Yesterday EU Commissioner Michel Barnier, in an interview to the German financial newspaper ‘Handelsblatt’, said that the European Commission has decided to go ahead and propose legislation to safeguard Eurozone’s banking system, along the lines of the recommendations of the high-level expert group, chaired by Erkki Liikanen, governor of the Bank of Finland. The main recommendation of the Liikanen report is the mandatory separation of proprietary trading and other high-risk trading activities of banks, from their standard business, “if the activities to be separated amount to a significant share of a bank’s business”. In this way deposits’ money would no longer be used to finance risky trading activities.
The EU authorities have been characteristically reluctant so far, to favour the separation of those two banking business lines, namely the risky bets and the traditional deposit and loan activities. The reason is that the major British, German and French banking conglomerates have been extensively exploiting other people’s money (deposits) for their own risky bets in every possible and impossible world market. The problem is how deep this usurp is and if the separation is possible? Let’s start the story from the beginning.
The Liikanen recommendations
The European Commission in November 2011 mandated a high level group, to study the European banking system. Erkki Liikanen, Governor of the Bank of Finland and a former member of the European Commission was appointed as its chairman. The mandate was to determine whether, in addition to the ongoing regulatory reforms, “structural reforms of EU banks would strengthen financial stability and improve efficiency and consumer protection”, and if that is the case, to make recommendations as appropriate. The Group held monthly meetings, inviting different stakeholders, and organised a public consultation in May. On 2 October 2012 the group presented its report containing important recommendations.
In brief, the Group recommended actions in the five following areas: “Mandatory separation of proprietary trading and other high-risk trading activities; Possible additional separation of activities conditional on the recovery and resolution plan; Possible amendments to the use of bail-in instruments as a resolution tool; A review of capital requirements on trading assets and real estate related loans, and finally strengthening of the governance and control of banks”.
Still reading the proposals
Unfortunately, all along the last twelve months the EU authorities and more precisely the ECOFIN council was totally absorbed by the German objections, around the legal base of the Single Resolution Authority and Fund. At last today the article 114 of the Treaty seems to be accepted as such a base. Understandably the ECOFIN council has arrived to a compromise around the pending issues for the enactment of the European Banking Union.
Market sources say that Germany is now pressed by others apart from its Eurogroup peers to agree over the functioning of the bank resolution procedures. On top of that it seems that the largest Eurozone lender, the mighty Deutsche Bank, is exposed to risks that may surpass even the ability of Berlin to safely cover potential holes in the bank’s assets. Actually, OECD’s warning this week, about ‘shocks’ to Eurozone’s banking system, coming from the developing world, was an urgent message, that Europe should fix the holes of its banking system now. As a result, Berlin has softened its stance and now appears open to compromise.

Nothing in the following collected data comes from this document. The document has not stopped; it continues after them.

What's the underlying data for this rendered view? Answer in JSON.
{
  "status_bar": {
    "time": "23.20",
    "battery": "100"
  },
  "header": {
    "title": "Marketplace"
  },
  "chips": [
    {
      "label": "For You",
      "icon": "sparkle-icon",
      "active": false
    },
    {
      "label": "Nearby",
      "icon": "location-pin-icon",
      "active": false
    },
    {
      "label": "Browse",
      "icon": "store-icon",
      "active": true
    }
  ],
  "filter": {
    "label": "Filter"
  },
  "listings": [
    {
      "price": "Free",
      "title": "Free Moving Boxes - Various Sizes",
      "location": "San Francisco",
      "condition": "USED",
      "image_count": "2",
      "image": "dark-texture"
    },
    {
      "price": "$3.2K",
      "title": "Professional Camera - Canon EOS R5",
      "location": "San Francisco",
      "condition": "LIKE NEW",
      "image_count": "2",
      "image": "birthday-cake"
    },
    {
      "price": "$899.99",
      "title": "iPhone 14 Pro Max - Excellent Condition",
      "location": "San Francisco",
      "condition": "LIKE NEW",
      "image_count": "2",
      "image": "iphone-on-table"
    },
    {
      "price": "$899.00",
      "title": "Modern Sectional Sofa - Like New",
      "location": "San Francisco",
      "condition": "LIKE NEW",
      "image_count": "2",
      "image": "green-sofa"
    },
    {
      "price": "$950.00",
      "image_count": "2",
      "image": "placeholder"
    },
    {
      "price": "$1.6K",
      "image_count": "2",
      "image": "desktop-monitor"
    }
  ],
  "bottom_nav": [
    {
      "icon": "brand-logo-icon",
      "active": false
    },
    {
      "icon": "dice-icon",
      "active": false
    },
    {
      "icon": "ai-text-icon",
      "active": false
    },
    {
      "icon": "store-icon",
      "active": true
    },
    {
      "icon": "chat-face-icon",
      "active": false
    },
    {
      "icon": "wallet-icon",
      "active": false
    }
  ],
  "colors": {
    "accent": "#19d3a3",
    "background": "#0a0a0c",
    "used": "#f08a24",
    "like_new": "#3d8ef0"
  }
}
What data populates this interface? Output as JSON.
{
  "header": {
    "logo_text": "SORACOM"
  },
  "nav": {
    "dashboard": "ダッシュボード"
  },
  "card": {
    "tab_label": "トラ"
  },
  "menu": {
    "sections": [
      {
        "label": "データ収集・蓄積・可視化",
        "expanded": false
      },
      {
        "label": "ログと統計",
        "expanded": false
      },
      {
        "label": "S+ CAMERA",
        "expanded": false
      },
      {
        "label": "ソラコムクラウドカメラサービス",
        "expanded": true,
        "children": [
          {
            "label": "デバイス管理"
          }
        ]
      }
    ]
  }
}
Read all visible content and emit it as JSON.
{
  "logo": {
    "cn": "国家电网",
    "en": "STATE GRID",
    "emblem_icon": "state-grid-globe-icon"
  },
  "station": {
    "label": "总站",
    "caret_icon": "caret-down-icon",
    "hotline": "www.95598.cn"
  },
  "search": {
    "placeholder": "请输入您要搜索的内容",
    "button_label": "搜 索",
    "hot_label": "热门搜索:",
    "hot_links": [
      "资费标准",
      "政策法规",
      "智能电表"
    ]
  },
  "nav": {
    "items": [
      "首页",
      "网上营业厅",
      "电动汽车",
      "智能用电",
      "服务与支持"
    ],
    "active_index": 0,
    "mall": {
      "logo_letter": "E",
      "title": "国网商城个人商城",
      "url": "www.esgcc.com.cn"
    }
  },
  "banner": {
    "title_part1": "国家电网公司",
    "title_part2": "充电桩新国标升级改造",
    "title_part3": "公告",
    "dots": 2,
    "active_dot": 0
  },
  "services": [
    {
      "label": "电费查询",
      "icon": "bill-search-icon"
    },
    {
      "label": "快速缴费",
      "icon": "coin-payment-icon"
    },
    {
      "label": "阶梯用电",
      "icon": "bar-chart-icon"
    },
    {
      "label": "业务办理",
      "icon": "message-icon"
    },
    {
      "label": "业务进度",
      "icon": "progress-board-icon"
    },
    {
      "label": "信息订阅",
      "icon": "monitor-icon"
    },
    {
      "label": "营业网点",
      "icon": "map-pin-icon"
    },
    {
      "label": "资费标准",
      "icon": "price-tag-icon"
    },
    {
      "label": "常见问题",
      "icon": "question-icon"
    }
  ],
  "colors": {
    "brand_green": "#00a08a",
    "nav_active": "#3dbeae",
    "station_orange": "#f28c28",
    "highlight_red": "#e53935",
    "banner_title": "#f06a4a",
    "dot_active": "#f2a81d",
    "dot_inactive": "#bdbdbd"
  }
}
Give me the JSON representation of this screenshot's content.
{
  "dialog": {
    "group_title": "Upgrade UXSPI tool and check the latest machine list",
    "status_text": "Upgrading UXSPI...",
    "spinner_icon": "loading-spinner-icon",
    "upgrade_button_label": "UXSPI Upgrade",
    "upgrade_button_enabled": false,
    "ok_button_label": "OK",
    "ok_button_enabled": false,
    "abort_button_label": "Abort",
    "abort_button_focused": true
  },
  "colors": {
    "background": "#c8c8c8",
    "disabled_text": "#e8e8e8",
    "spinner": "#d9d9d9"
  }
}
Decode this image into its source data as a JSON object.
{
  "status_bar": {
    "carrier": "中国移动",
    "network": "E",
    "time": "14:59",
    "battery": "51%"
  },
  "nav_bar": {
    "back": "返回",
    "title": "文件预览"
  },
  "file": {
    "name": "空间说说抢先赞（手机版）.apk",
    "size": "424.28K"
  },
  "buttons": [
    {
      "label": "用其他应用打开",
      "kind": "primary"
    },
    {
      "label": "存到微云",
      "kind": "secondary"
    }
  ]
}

To this effect, Commissioner Barnier proposed yesterday that along with the presently under discussion reshuffle of Eurozone’s banking system, the Liikanen group proposals should constitute a structural part. It’s a pity to watch the EU languishing behind the US in protecting consumers from bankers’ greed. Five years after the still ongoing western financial crisis and Europe has omitted to force the banks to stop financing their proprietary high risk trading activities with depositors’ money. The Americans have already accomplished this separation of banking activities.
Who can afford it?
This division appears now ‘cine qua non’, given that the European Central Bank has already launched its stress tests on assets and liabilities of the major 130 Eurozone lenders. If their results are to be convincing and transparent, all those banks must now start the separation exercise, distinguishing their risky market bets from traditional deposit and loan activities.
This exercise will of course entail the creation of two new banks, out of every banking conglomerate, one undertaking the risky assets and the other for the traditional part of the business. The question is which Eurozone banking group can safely realise that, without extra capital injections. After the separation, the ‘investment’ banks should still comply with EU directives about capital quality and adequacy provisions. Who will provide the extra capital needed, being of the order of at least €70 billion?